Levels of Retinal Amyloid-β Correlate with Levels of Retinal IAPP and Hippocampal Amyloid-β in Neuropathologically Evaluated Individuals

BACKGROUND: Previous studies have used immunohistology to demonstrate Alzheimer’s disease (AD) characteristic accumulation of amyloid-β (Aβ) in the retina of AD patients, a finding indicating retina examination as a potential diagnostic tool for AD pathology.

OBJECTIVE: To further explore this idea by investigating whether levels of Aβ42 and Aβ40 in retina are associated with corresponding levels in hippocampus, neuropathological assessments, apolipoprotein E (APOE) genotype, and levels of islet amyloid polypeptide (IAPP).
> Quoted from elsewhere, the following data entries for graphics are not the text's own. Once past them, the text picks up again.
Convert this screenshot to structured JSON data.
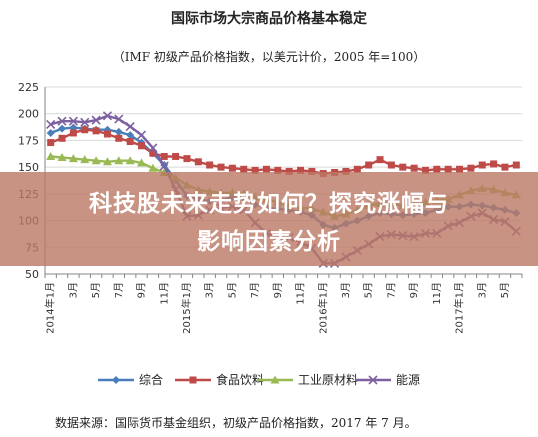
{
  "title": "国际市场大宗商品价格基本稳定",
  "subtitle": "（IMF 初级产品价格指数，以美元计价，2005 年=100）",
  "source": "数据来源：国际货币基金组织，初级产品价格指数，2017 年 7 月。",
  "banner": {
    "line1": "科技股未来走势如何？探究涨幅与",
    "line2": "影响因素分析"
  },
  "colors": {
    "综合": "#4a7ebb",
    "食品饮料": "#be4b48",
    "工业原材料": "#98b954",
    "能源": "#7d60a0",
    "grid": "#d9d9d9",
    "axis": "#868686",
    "banner": "#bc7864"
  },
  "chart_data": {
    "type": "line",
    "ylim": [
      50,
      225
    ],
    "yticks": [
      50,
      75,
      100,
      125,
      150,
      175,
      200,
      225
    ],
    "grid": true,
    "legend_position": "bottom",
    "x_labels": [
      "2014年1月",
      "3月",
      "5月",
      "7月",
      "9月",
      "11月",
      "2015年1月",
      "3月",
      "5月",
      "7月",
      "9月",
      "11月",
      "2016年1月",
      "3月",
      "5月",
      "7月",
      "9月",
      "11月",
      "2017年1月",
      "3月",
      "5月"
    ],
    "x": [
      "2014-01",
      "2014-02",
      "2014-03",
      "2014-04",
      "2014-05",
      "2014-06",
      "2014-07",
      "2014-08",
      "2014-09",
      "2014-10",
      "2014-11",
      "2014-12",
      "2015-01",
      "2015-02",
      "2015-03",
      "2015-04",
      "2015-05",
      "2015-06",
      "2015-07",
      "2015-08",
      "2015-09",
      "2015-10",
      "2015-11",
      "2015-12",
      "2016-01",
      "2016-02",
      "2016-03",
      "2016-04",
      "2016-05",
      "2016-06",
      "2016-07",
      "2016-08",
      "2016-09",
      "2016-10",
      "2016-11",
      "2016-12",
      "2017-01",
      "2017-02",
      "2017-03",
      "2017-04",
      "2017-05",
      "2017-06"
    ],
    "series": [
      {
        "name": "综合",
        "marker": "diamond",
        "values": [
          182,
          186,
          187,
          186,
          185,
          185,
          183,
          180,
          173,
          163,
          152,
          138,
          123,
          120,
          118,
          119,
          122,
          121,
          115,
          112,
          111,
          110,
          108,
          105,
          96,
          93,
          97,
          100,
          104,
          107,
          106,
          105,
          106,
          107,
          110,
          113,
          113,
          115,
          114,
          112,
          110,
          107
        ]
      },
      {
        "name": "食品饮料",
        "marker": "square",
        "values": [
          173,
          177,
          182,
          185,
          184,
          181,
          177,
          174,
          170,
          163,
          160,
          160,
          158,
          155,
          152,
          150,
          149,
          148,
          147,
          148,
          147,
          146,
          147,
          146,
          144,
          145,
          146,
          148,
          152,
          157,
          152,
          150,
          149,
          147,
          148,
          148,
          148,
          149,
          152,
          153,
          150,
          152
        ]
      },
      {
        "name": "工业原材料",
        "marker": "triangle",
        "values": [
          160,
          159,
          158,
          157,
          156,
          155,
          156,
          156,
          154,
          149,
          145,
          140,
          133,
          129,
          127,
          126,
          126,
          125,
          122,
          120,
          117,
          114,
          112,
          111,
          108,
          104,
          106,
          110,
          114,
          116,
          116,
          114,
          114,
          117,
          119,
          120,
          124,
          128,
          130,
          129,
          126,
          124
        ]
      },
      {
        "name": "能源",
        "marker": "cross",
        "values": [
          190,
          193,
          193,
          192,
          194,
          198,
          195,
          188,
          180,
          168,
          151,
          129,
          104,
          105,
          110,
          112,
          113,
          110,
          98,
          88,
          85,
          84,
          80,
          74,
          60,
          60,
          66,
          72,
          78,
          85,
          87,
          86,
          85,
          88,
          88,
          95,
          98,
          104,
          107,
          101,
          99,
          90
        ]
      }
    ]
  }
}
METHODS: Levels of high molecular weight (HMW) Aβ42, Aβ40, and IAPP in ultra-centrifuged homogenates of retina and hippocampus from patients with AD, multiple sclerosis, AD with Lewy bodies, and non-demented controls were analyzed using Mesoscale Discovery electrochemiluminescence technology employing immunoassay and enzyme-linked immunosorbent assay.
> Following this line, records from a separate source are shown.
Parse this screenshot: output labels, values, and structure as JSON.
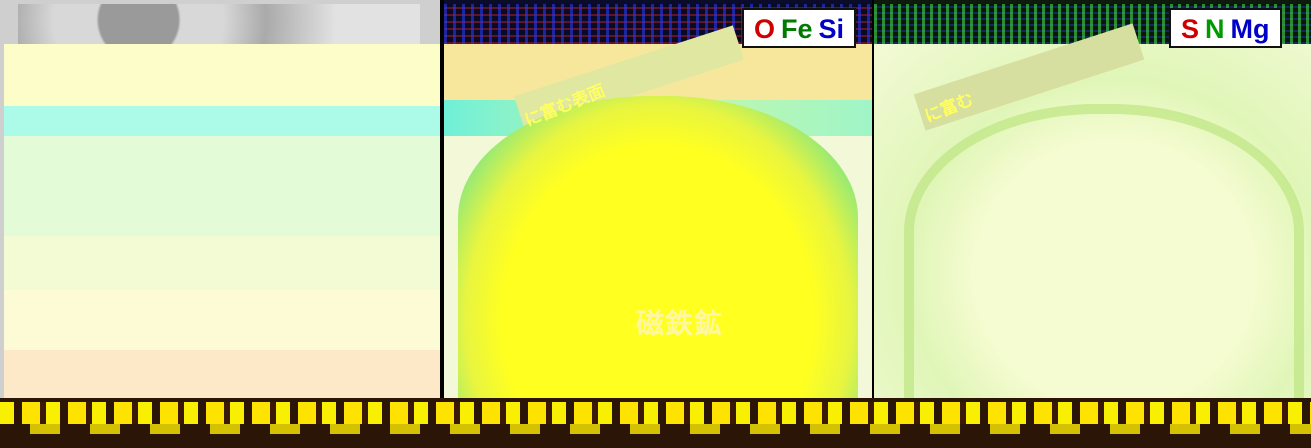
{
  "legends": {
    "panel2": [
      {
        "text": "O",
        "color": "#d10000"
      },
      {
        "text": "Fe",
        "color": "#007a00"
      },
      {
        "text": "Si",
        "color": "#0000c8"
      }
    ],
    "panel3": [
      {
        "text": "S",
        "color": "#d10000"
      },
      {
        "text": "N",
        "color": "#009a00"
      },
      {
        "text": "Mg",
        "color": "#0000c8"
      }
    ]
  },
  "labels": {
    "surface_rich": "に富む表面",
    "rich_in": "に富む",
    "mineral": "磁鉄鉱"
  }
}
RESULTS: Higher levels of retinal and hippocampal Aβ42-HMW, Aβ40-HMW, and IAPP-HMW were found in individuals with high neuropathological scores of Aβ plaques and in individuals carrying the APOEɛ4 allele. The retinal levels of Aβ42-HMW and Aβ40-HMW correlated with corresponding levels in hippocampus as well as with neurofibrillary tangles (NFT) and Aβ scores. Retinal IAPP-HMW correlated with retinal levels of Aβ42-HMW and with NFT and Aβ scores.

CONCLUSION: These results show that different isoforms of Aβ can be detected in the human retina and moreover support the growing number of studies indicating that AD-related pathological changes occurring in the brain could be reflected in the retina.